Als Nechljudow bemerkte, daß David ihn nicht verstand, versuchte er es, den Bauern durch verschiedene Fragen aus seinem ergebenen, geduldigen Schweigen zu reihen.

»Warum hast du mich um Holz gebeten, wenn es schon einen ganzen Monat bei dir liegt, was?«

David schwieg eigensinnig und rührte sich nicht.

»So antworte doch!«

David brummte etwas vor sich hin und blinzelte mit seinen weißen Wimpern.

»Man muß doch arbeiten, Bruder! Wie soll's denn werden ohne Arbeit? Jetzt zum Beispiel hast du kein Brot – und warum? Weil dein Acker schlecht bearbeitet, nicht zum zweiten Male gepflügt und nicht zum zweiten Male besät wurde, nur weil du zu faul dazu warst. Du bittest mich um Brot: nehmen wir an, daß ich es dir gebe, weil man dich doch nicht verhungern lassen kann; aber es ist nicht recht von dir, so zu handeln. Wessen Brot soll ich dir geben? Was denkst du, wessen? Antworte mir doch: wessen Brot soll ich dir geben?« fragte Nechljudow hartnäckig weiter.

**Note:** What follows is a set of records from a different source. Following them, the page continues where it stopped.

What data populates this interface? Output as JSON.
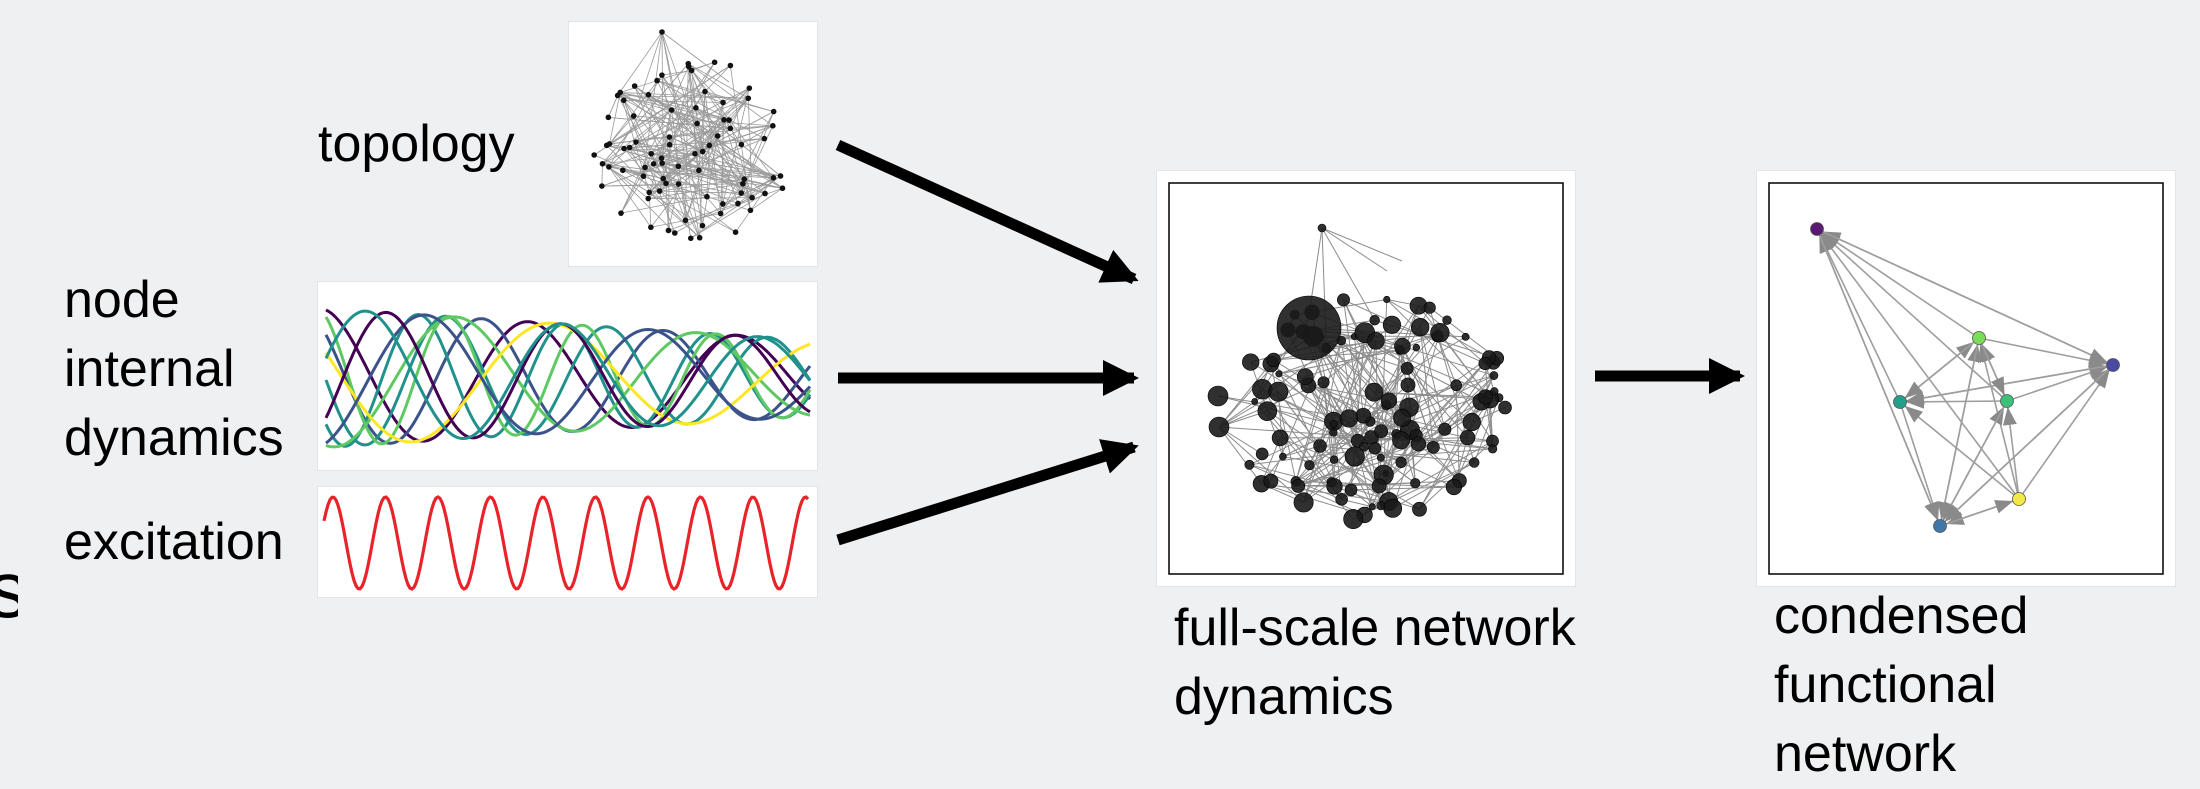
{
  "labels": {
    "topology": "topology",
    "node_dynamics": "node\ninternal\ndynamics",
    "excitation": "excitation",
    "full_scale": "full-scale network\ndynamics",
    "condensed": "condensed\nfunctional\nnetwork",
    "cut_glyph": "s"
  },
  "colors": {
    "background": "#eff0f2",
    "arrow": "#000000",
    "edge_gray": "#9a9a9a",
    "node_black": "#1a1a1a",
    "excitation_red": "#e8232a",
    "viridis": [
      "#440154",
      "#3b528b",
      "#21918c",
      "#5ec962",
      "#fde725"
    ]
  },
  "icons": {
    "topology_panel": "random-network-graph",
    "dynamics_panel": "oscillation-traces",
    "excitation_panel": "sine-wave",
    "full_network_panel": "weighted-network-graph",
    "condensed_panel": "directed-functional-graph"
  }
}
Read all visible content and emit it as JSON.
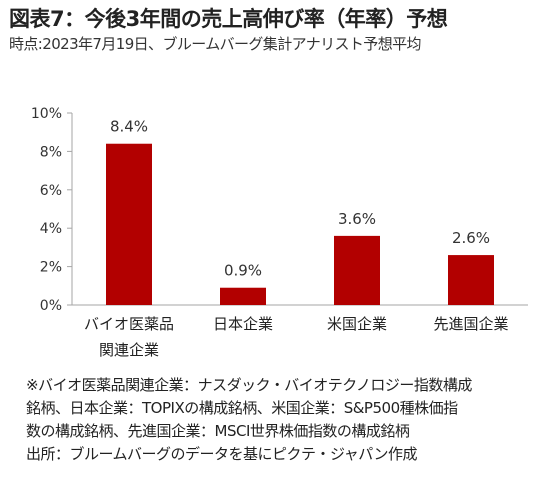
{
  "title": "図表7：今後3年間の売上高伸び率（年率）予想",
  "subtitle": "時点:2023年7月19日、ブルームバーグ集計アナリスト予想平均",
  "chart_data": {
    "type": "bar",
    "categories": [
      "バイオ医薬品関連企業",
      "日本企業",
      "米国企業",
      "先進国企業"
    ],
    "category_lines": [
      [
        "バイオ医薬品",
        "関連企業"
      ],
      [
        "日本企業"
      ],
      [
        "米国企業"
      ],
      [
        "先進国企業"
      ]
    ],
    "values": [
      8.4,
      0.9,
      3.6,
      2.6
    ],
    "value_labels": [
      "8.4%",
      "0.9%",
      "3.6%",
      "2.6%"
    ],
    "ylim": [
      0,
      10
    ],
    "yticks": [
      0,
      2,
      4,
      6,
      8,
      10
    ],
    "ytick_labels": [
      "0%",
      "2%",
      "4%",
      "6%",
      "8%",
      "10%"
    ],
    "bar_color": "#b20000",
    "axis_color": "#a6a6a6",
    "grid": false
  },
  "notes": [
    "※バイオ医薬品関連企業：ナスダック・バイオテクノロジー指数構成",
    "銘柄、日本企業：TOPIXの構成銘柄、米国企業：S&P500種株価指",
    "数の構成銘柄、先進国企業：MSCI世界株価指数の構成銘柄",
    "出所：ブルームバーグのデータを基にピクテ・ジャパン作成"
  ]
}
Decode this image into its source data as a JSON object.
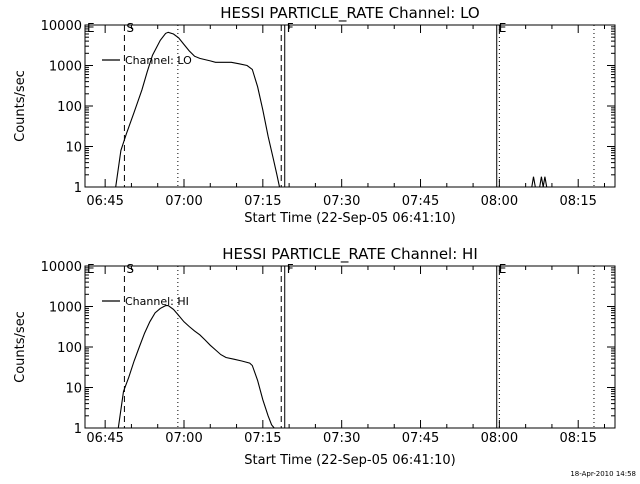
{
  "timestamp": "18-Apr-2010 14:58",
  "chart_data": [
    {
      "type": "line",
      "title": "HESSI PARTICLE_RATE Channel: LO",
      "xlabel": "Start Time (22-Sep-05 06:41:10)",
      "ylabel": "Counts/sec",
      "yscale": "log",
      "ylim": [
        1,
        10000
      ],
      "xlim": [
        "06:41:10",
        "08:22:00"
      ],
      "x_ticks": [
        "06:45",
        "07:00",
        "07:15",
        "07:30",
        "07:45",
        "08:00",
        "08:15"
      ],
      "y_ticks": [
        "1",
        "10",
        "100",
        "1000",
        "10000"
      ],
      "legend": {
        "position": "top-left",
        "entries": [
          "Channel: LO"
        ]
      },
      "grid": false,
      "markers": [
        {
          "label": "E",
          "time": "06:41:10",
          "style": "none"
        },
        {
          "label": "S",
          "time": "06:48:40",
          "style": "dashed"
        },
        {
          "label": "",
          "time": "06:58:50",
          "style": "dotted"
        },
        {
          "label": "",
          "time": "07:18:30",
          "style": "dashed"
        },
        {
          "label": "F",
          "time": "07:19:10",
          "style": "solid"
        },
        {
          "label": "E",
          "time": "07:59:30",
          "style": "solid"
        },
        {
          "label": "",
          "time": "08:00:00",
          "style": "dotted"
        },
        {
          "label": "",
          "time": "08:18:00",
          "style": "dotted"
        }
      ],
      "series": [
        {
          "name": "Channel: LO",
          "segments": [
            {
              "x": [
                "06:47:00",
                "06:48:00",
                "06:49:00",
                "06:50:30",
                "06:52:00",
                "06:53:00",
                "06:54:00",
                "06:55:30",
                "06:56:30",
                "06:57:00",
                "06:58:00",
                "06:59:00",
                "07:00:00",
                "07:01:00",
                "07:02:00",
                "07:03:00",
                "07:04:00",
                "07:05:00",
                "07:06:00",
                "07:07:30",
                "07:09:00",
                "07:10:30",
                "07:12:00",
                "07:13:00",
                "07:14:00",
                "07:15:00",
                "07:16:00",
                "07:17:00",
                "07:17:40",
                "07:18:10"
              ],
              "y": [
                1,
                8,
                20,
                70,
                250,
                700,
                1800,
                4200,
                6200,
                6600,
                6000,
                4800,
                3300,
                2300,
                1700,
                1500,
                1400,
                1300,
                1200,
                1200,
                1200,
                1100,
                1000,
                800,
                300,
                80,
                18,
                5,
                2,
                1
              ]
            },
            {
              "x": [
                "08:06:10",
                "08:06:30",
                "08:06:50",
                "08:07:40",
                "08:08:00",
                "08:08:20",
                "08:08:40",
                "08:09:00"
              ],
              "y": [
                1,
                1.8,
                1,
                1,
                1.8,
                1,
                1.8,
                1
              ]
            }
          ]
        }
      ]
    },
    {
      "type": "line",
      "title": "HESSI PARTICLE_RATE Channel: HI",
      "xlabel": "Start Time (22-Sep-05 06:41:10)",
      "ylabel": "Counts/sec",
      "yscale": "log",
      "ylim": [
        1,
        10000
      ],
      "xlim": [
        "06:41:10",
        "08:22:00"
      ],
      "x_ticks": [
        "06:45",
        "07:00",
        "07:15",
        "07:30",
        "07:45",
        "08:00",
        "08:15"
      ],
      "y_ticks": [
        "1",
        "10",
        "100",
        "1000",
        "10000"
      ],
      "legend": {
        "position": "top-left",
        "entries": [
          "Channel: HI"
        ]
      },
      "grid": false,
      "markers": [
        {
          "label": "E",
          "time": "06:41:10",
          "style": "none"
        },
        {
          "label": "S",
          "time": "06:48:40",
          "style": "dashed"
        },
        {
          "label": "",
          "time": "06:58:50",
          "style": "dotted"
        },
        {
          "label": "",
          "time": "07:18:30",
          "style": "dashed"
        },
        {
          "label": "F",
          "time": "07:19:10",
          "style": "solid"
        },
        {
          "label": "E",
          "time": "07:59:30",
          "style": "solid"
        },
        {
          "label": "",
          "time": "08:00:00",
          "style": "dotted"
        },
        {
          "label": "",
          "time": "08:18:00",
          "style": "dotted"
        }
      ],
      "series": [
        {
          "name": "Channel: HI",
          "segments": [
            {
              "x": [
                "06:47:30",
                "06:48:30",
                "06:49:30",
                "06:50:30",
                "06:51:30",
                "06:52:30",
                "06:53:30",
                "06:54:30",
                "06:55:30",
                "06:56:30",
                "06:57:00",
                "06:58:00",
                "06:59:00",
                "07:00:00",
                "07:01:00",
                "07:02:00",
                "07:03:00",
                "07:04:00",
                "07:05:00",
                "07:06:00",
                "07:07:00",
                "07:08:00",
                "07:09:30",
                "07:11:00",
                "07:12:30",
                "07:13:00",
                "07:14:00",
                "07:15:00",
                "07:16:00",
                "07:16:40",
                "07:17:10"
              ],
              "y": [
                1,
                8,
                18,
                45,
                100,
                220,
                420,
                700,
                900,
                1050,
                1050,
                850,
                600,
                420,
                320,
                250,
                200,
                150,
                110,
                85,
                65,
                55,
                50,
                45,
                40,
                35,
                15,
                5,
                2,
                1.2,
                1
              ]
            }
          ]
        }
      ]
    }
  ]
}
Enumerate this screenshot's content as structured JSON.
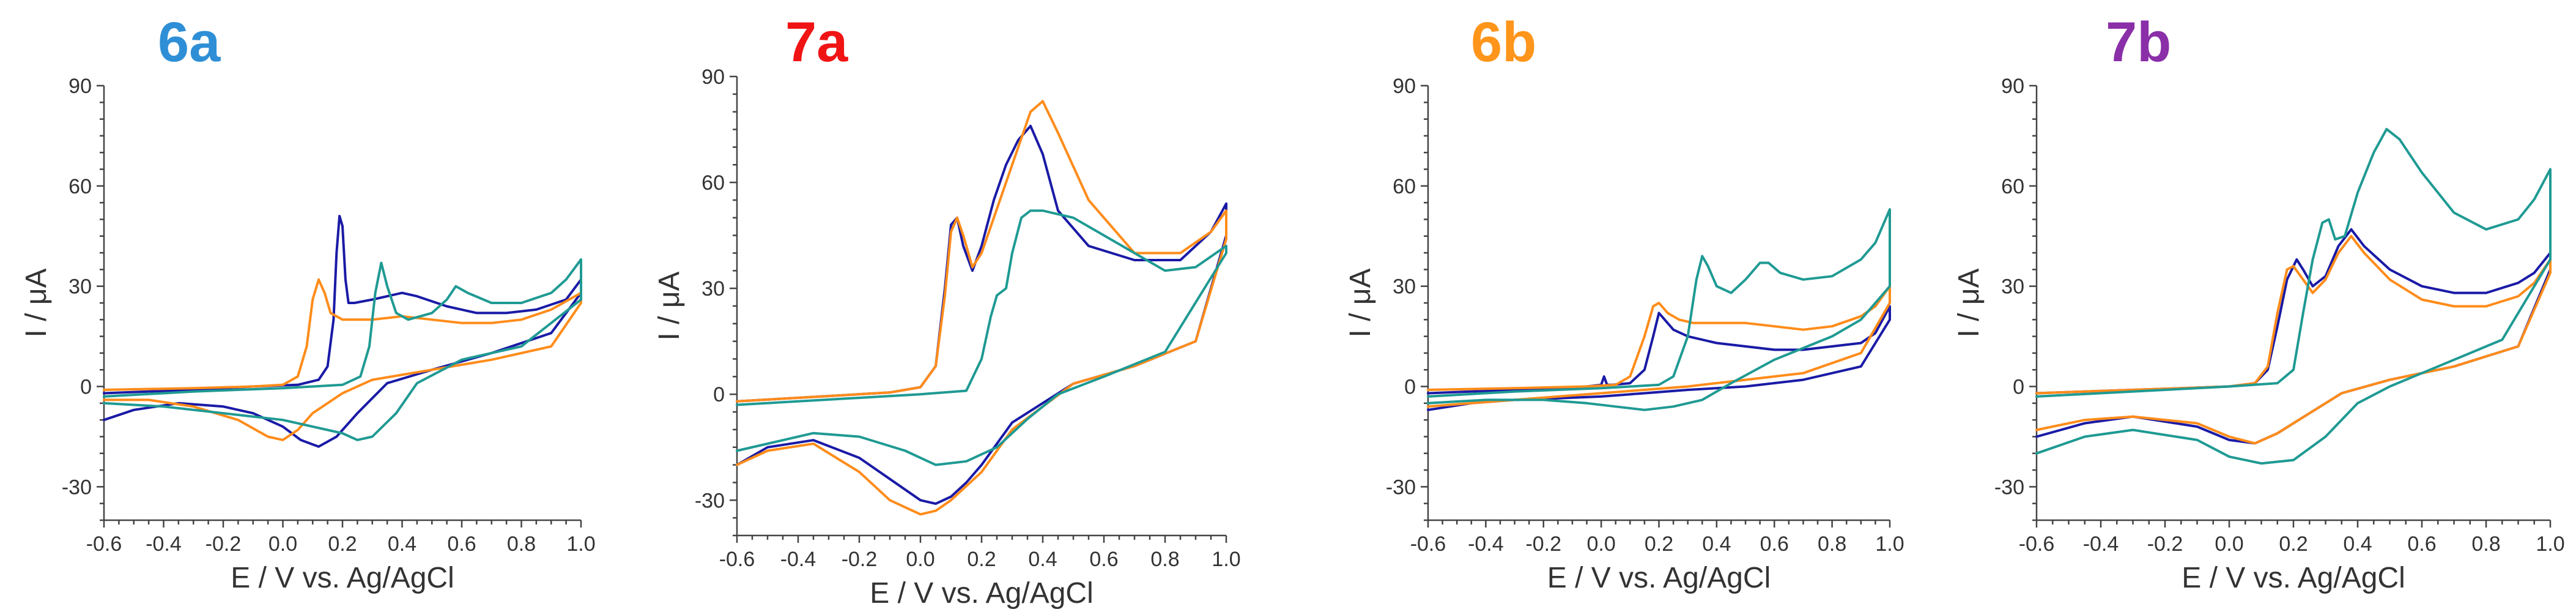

»Herrschaftliches,« brummte David, indem er schüchtern und fragend aufsah.

»Und woher kommt das herrschaftliche? Denk einmal selber nach! Wer hat das herrschaftliche Feld gepflügt, geeggt, besät, wer hat die Ernte eingeführt? Die Bauern, nicht wahr? Nun, siehst du wohl! Wenn das herrschaftliche Getreide unter die Bauern verteilt werden soll, so müssen doch diejenigen mehr bekommen, die am meisten gearbeitet haben; du aber hast am wenigsten – auch bei der Fronarbeit wird über dich geklagt – hast am wenigsten von allen gearbeitet, verlangst aber mehr herrschaftliches Getreide als alle andern. Warum sollte ich es dir geben und den andern nicht? Wenn alle so wie du faulenzen wollten, so wären alle Menschen auf der Welt längst verhungert. Man muß arbeiten, Bruder! Hörst du, David?«

»Ich höre,« brummte David langsam durch die Zähne.